No caso de aprovação do Projeto na íntegra, tal anistia constituir-se-ia num absurdo jurídico, uma vez que o art. 1º do mesmo projeto, descriminaliza o tráfico de maconha e legaliza, completamente seu uso e comércio, retirando a Cannabis do rol de substâncias consideradas drogas ilícitas. Neste sentido, verifica-se abolitio criminis (art. 2º do Código Penal), sendo que todos os efeitos penais desaparecem (inclusive antecedentes e reincidência) de imediato, independentemente de anistia. Sendo assim, ocorrida a descriminalização, desnecessária a anistia para condutas de tráfico de drogas que tem como objeto maconha ou seus derivados. Sendo assim, o art. 20, §1º, que estabelece ressalvas à possibilidade de anistia - vedando, p.e., em casos de crimes violentos - resta completamente sem efeito, uma vez que o abolitio criminis fará desaparecer qualquer condenação, independente de qualquer condição estabelecida em tal dispositivo.

Mais polêmico ainda é a anistia de todo e qualquer traficante proposta no art. 21, §3º do Projeto de Lei n. 7.270/2014. Em seus termos, seriam ainda anistiados, todos aqueles que praticaram crimes de tráfico de drogas ilícitas, qualquer que seja a substância, desde que: (i) até o dia da promulgação da presente lei, ainda não tiverem sido indiciados em processo criminal por tais crimes; (ii) por própria iniciativa apresentarem perante o órgão que o Poder Executivo estabelecer para a solicitação do registro e habilitação como unidade de venda de Cannabis no varejo; e (iii) abandonarem definitivamente, a partir de tal solicitação, qualquer atividade relacionada à produção e/ou comercialização de drogas ilícitas, sob pena de revogação do benefício de anistia concedido.
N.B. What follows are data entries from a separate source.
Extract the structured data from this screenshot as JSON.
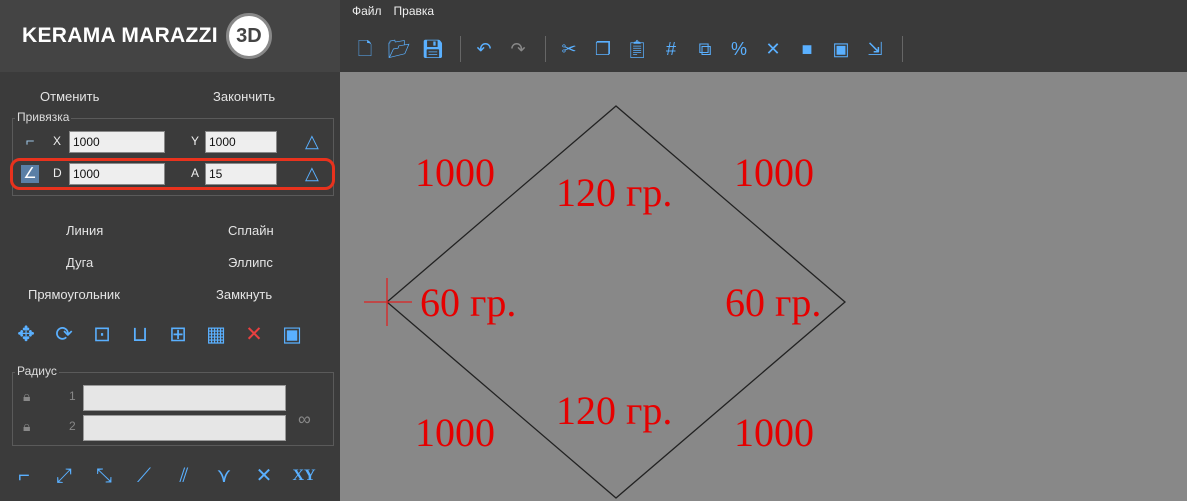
{
  "logo": {
    "brand": "KERAMA MARAZZI",
    "badge": "3D"
  },
  "menu": {
    "file": "Файл",
    "edit": "Правка"
  },
  "actions": {
    "undo": "Отменить",
    "finish": "Закончить"
  },
  "snap": {
    "legend": "Привязка",
    "x_label": "X",
    "x_value": "1000",
    "y_label": "Y",
    "y_value": "1000",
    "d_label": "D",
    "d_value": "1000",
    "a_label": "A",
    "a_value": "15"
  },
  "draw": {
    "line": "Линия",
    "spline": "Сплайн",
    "arc": "Дуга",
    "ellipse": "Эллипс",
    "rect": "Прямоугольник",
    "close": "Замкнуть"
  },
  "radius": {
    "legend": "Радиус",
    "n1": "1",
    "n2": "2"
  },
  "bottom": {
    "xy": "XY"
  },
  "canvas": {
    "labels": {
      "top_left": "1000",
      "top_right": "1000",
      "bottom_left": "1000",
      "bottom_right": "1000",
      "top_angle": "120 гр.",
      "bottom_angle": "120 гр.",
      "left_angle": "60 гр.",
      "right_angle": "60 гр."
    }
  },
  "colors": {
    "accent": "#5ab0ff",
    "annotation": "#e60000",
    "highlight": "#e8321d",
    "canvas": "#888888"
  }
}
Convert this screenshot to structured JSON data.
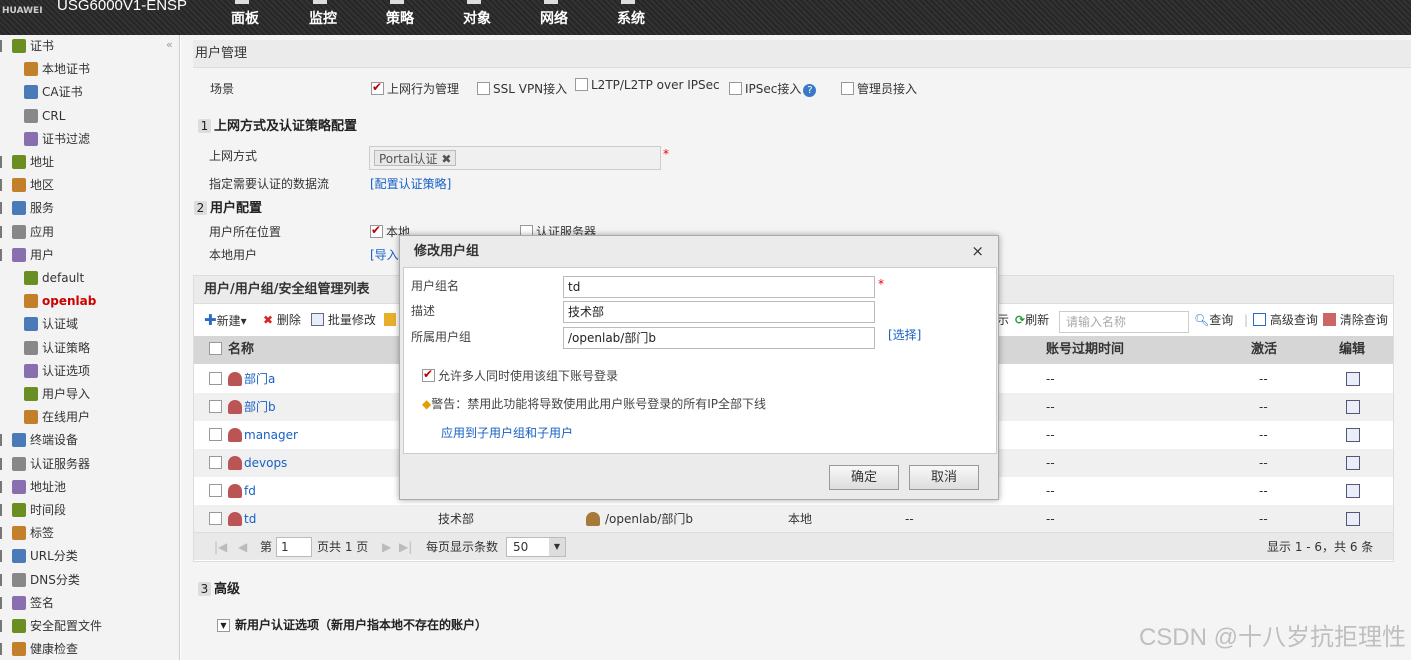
{
  "header": {
    "brand": "HUAWEI",
    "device": "USG6000V1-ENSP",
    "nav": [
      "面板",
      "监控",
      "策略",
      "对象",
      "网络",
      "系统"
    ]
  },
  "sidebar": {
    "items": [
      {
        "label": "证书",
        "level": 0,
        "icon": "certificate-icon"
      },
      {
        "label": "本地证书",
        "level": 1,
        "icon": "local-cert-icon"
      },
      {
        "label": "CA证书",
        "level": 1,
        "icon": "ca-cert-icon"
      },
      {
        "label": "CRL",
        "level": 1,
        "icon": "crl-icon"
      },
      {
        "label": "证书过滤",
        "level": 1,
        "icon": "cert-filter-icon"
      },
      {
        "label": "地址",
        "level": 0,
        "icon": "address-icon"
      },
      {
        "label": "地区",
        "level": 0,
        "icon": "region-icon"
      },
      {
        "label": "服务",
        "level": 0,
        "icon": "service-icon"
      },
      {
        "label": "应用",
        "level": 0,
        "icon": "application-icon"
      },
      {
        "label": "用户",
        "level": 0,
        "icon": "user-icon"
      },
      {
        "label": "default",
        "level": 1,
        "icon": "user-group-icon"
      },
      {
        "label": "openlab",
        "level": 1,
        "icon": "user-group-icon",
        "active": true
      },
      {
        "label": "认证域",
        "level": 1,
        "icon": "auth-domain-icon"
      },
      {
        "label": "认证策略",
        "level": 1,
        "icon": "auth-policy-icon"
      },
      {
        "label": "认证选项",
        "level": 1,
        "icon": "auth-option-icon"
      },
      {
        "label": "用户导入",
        "level": 1,
        "icon": "user-import-icon"
      },
      {
        "label": "在线用户",
        "level": 1,
        "icon": "online-user-icon"
      },
      {
        "label": "终端设备",
        "level": 0,
        "icon": "terminal-icon"
      },
      {
        "label": "认证服务器",
        "level": 0,
        "icon": "auth-server-icon"
      },
      {
        "label": "地址池",
        "level": 0,
        "icon": "address-pool-icon"
      },
      {
        "label": "时间段",
        "level": 0,
        "icon": "time-range-icon"
      },
      {
        "label": "标签",
        "level": 0,
        "icon": "tag-icon"
      },
      {
        "label": "URL分类",
        "level": 0,
        "icon": "url-category-icon"
      },
      {
        "label": "DNS分类",
        "level": 0,
        "icon": "dns-category-icon"
      },
      {
        "label": "签名",
        "level": 0,
        "icon": "signature-icon"
      },
      {
        "label": "安全配置文件",
        "level": 0,
        "icon": "security-profile-icon"
      },
      {
        "label": "健康检查",
        "level": 0,
        "icon": "health-check-icon"
      }
    ]
  },
  "panel": {
    "title": "用户管理",
    "scene_label": "场景",
    "scenes": [
      {
        "label": "上网行为管理",
        "checked": true
      },
      {
        "label": "SSL VPN接入",
        "checked": false
      },
      {
        "label": "L2TP/L2TP over IPSec",
        "checked": false
      },
      {
        "label": "IPSec接入",
        "checked": false
      },
      {
        "label": "管理员接入",
        "checked": false
      }
    ],
    "section1": {
      "num": "1",
      "title": "上网方式及认证策略配置"
    },
    "access_method_label": "上网方式",
    "access_method_value": "Portal认证",
    "dataflow_label": "指定需要认证的数据流",
    "dataflow_link": "[配置认证策略]",
    "section2": {
      "num": "2",
      "title": "用户配置"
    },
    "user_location_label": "用户所在位置",
    "location_local": "本地",
    "location_server": "认证服务器",
    "local_user_label": "本地用户",
    "local_user_link": "[导入]",
    "section3": {
      "num": "3",
      "title": "高级"
    },
    "new_user_option": "新用户认证选项（新用户指本地不存在的账户）"
  },
  "table": {
    "title": "用户/用户组/安全组管理列表",
    "toolbar": {
      "new": "新建▾",
      "delete": "删除",
      "batch_edit": "批量修改",
      "show": "示",
      "refresh": "刷新",
      "search_placeholder": "请输入名称",
      "query": "查询",
      "advanced_query": "高级查询",
      "clear_query": "清除查询"
    },
    "headers": {
      "name": "名称",
      "expire": "账号过期时间",
      "active": "激活",
      "edit": "编辑"
    },
    "rows": [
      {
        "name": "部门a",
        "desc": "",
        "group": "",
        "location": "",
        "col5": "",
        "expire": "--",
        "active": "--"
      },
      {
        "name": "部门b",
        "desc": "",
        "group": "",
        "location": "",
        "col5": "",
        "expire": "--",
        "active": "--"
      },
      {
        "name": "manager",
        "desc": "",
        "group": "",
        "location": "",
        "col5": "",
        "expire": "--",
        "active": "--"
      },
      {
        "name": "devops",
        "desc": "",
        "group": "",
        "location": "",
        "col5": "",
        "expire": "--",
        "active": "--"
      },
      {
        "name": "fd",
        "desc": "",
        "group": "",
        "location": "",
        "col5": "",
        "expire": "--",
        "active": "--"
      },
      {
        "name": "td",
        "desc": "技术部",
        "group": "/openlab/部门b",
        "location": "本地",
        "col5": "--",
        "expire": "--",
        "active": "--"
      }
    ],
    "pager": {
      "page_prefix": "第",
      "page": "1",
      "page_total": "页共 1 页",
      "per_page_label": "每页显示条数",
      "per_page": "50",
      "summary": "显示 1 - 6，共 6 条"
    }
  },
  "dialog": {
    "title": "修改用户组",
    "close": "×",
    "name_label": "用户组名",
    "name_value": "td",
    "desc_label": "描述",
    "desc_value": "技术部",
    "parent_label": "所属用户组",
    "parent_value": "/openlab/部门b",
    "select_link": "[选择]",
    "allow_multi": "允许多人同时使用该组下账号登录",
    "warning": "警告：禁用此功能将导致使用此用户账号登录的所有IP全部下线",
    "apply_link": "应用到子用户组和子用户",
    "ok": "确定",
    "cancel": "取消"
  },
  "watermark": "CSDN @十八岁抗拒理性"
}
Tal dispositivo é problemático em razão de algumas considerações: (a) não existem ressalvas ou impedimentos à concessão de anistia à criminosos violentos; (b) não é demonstrável o caráter definitivo do abandono do tráfico no momento da concessão da anistia, sendo, por outro lado que não seria possível a revogação da anistia concedida no caso do traficante retornar à produção ou comercialização de drogas ilícitas, pois uma vez extinta a punibilidade, não é possível que seja restabelecida.

Conclusão

O PL n. 7.270/2014, vendido como a legalização da maconha, de fato, pretende legalizar o consumo e a produção para uso pessoal de TODAS substâncias entorpecentes, lícitas ou ilícitas. Da mesma forma, descriminalizaria a oferta sem intuito de lucro - a título gratuito ou à preço de custo - de qualquer substância entorpecente para maiores de 18 dezoito. A instituição da presunção de consumo desde quantidade portada e as limitações ao flagrante delito, tornariam muito difícil e, nalguns casos inviabilizariam, a ação policial contra os traficantes, mesmo em situações de reprovável mercancia.

O projeto ainda apresenta problemas de técnica legislativa, uma vez que propõe uma anistia para casos seriam alcançados por abolitio criminis e revogação da anistia que não possibilitaria o afastamento da extinção da punibilidade.

Desta maneira, ainda que se reconheça imprescindível a reforma deste modelo de repressão baseado na guerra às drogas, a completa legalização de todas as substâncias - que é objetivo manifesto do deputado Jean Wyllys - é um equívoco de proporcionais calamitosas, pontuado inclusive por vários especialistas (aqui e aqui).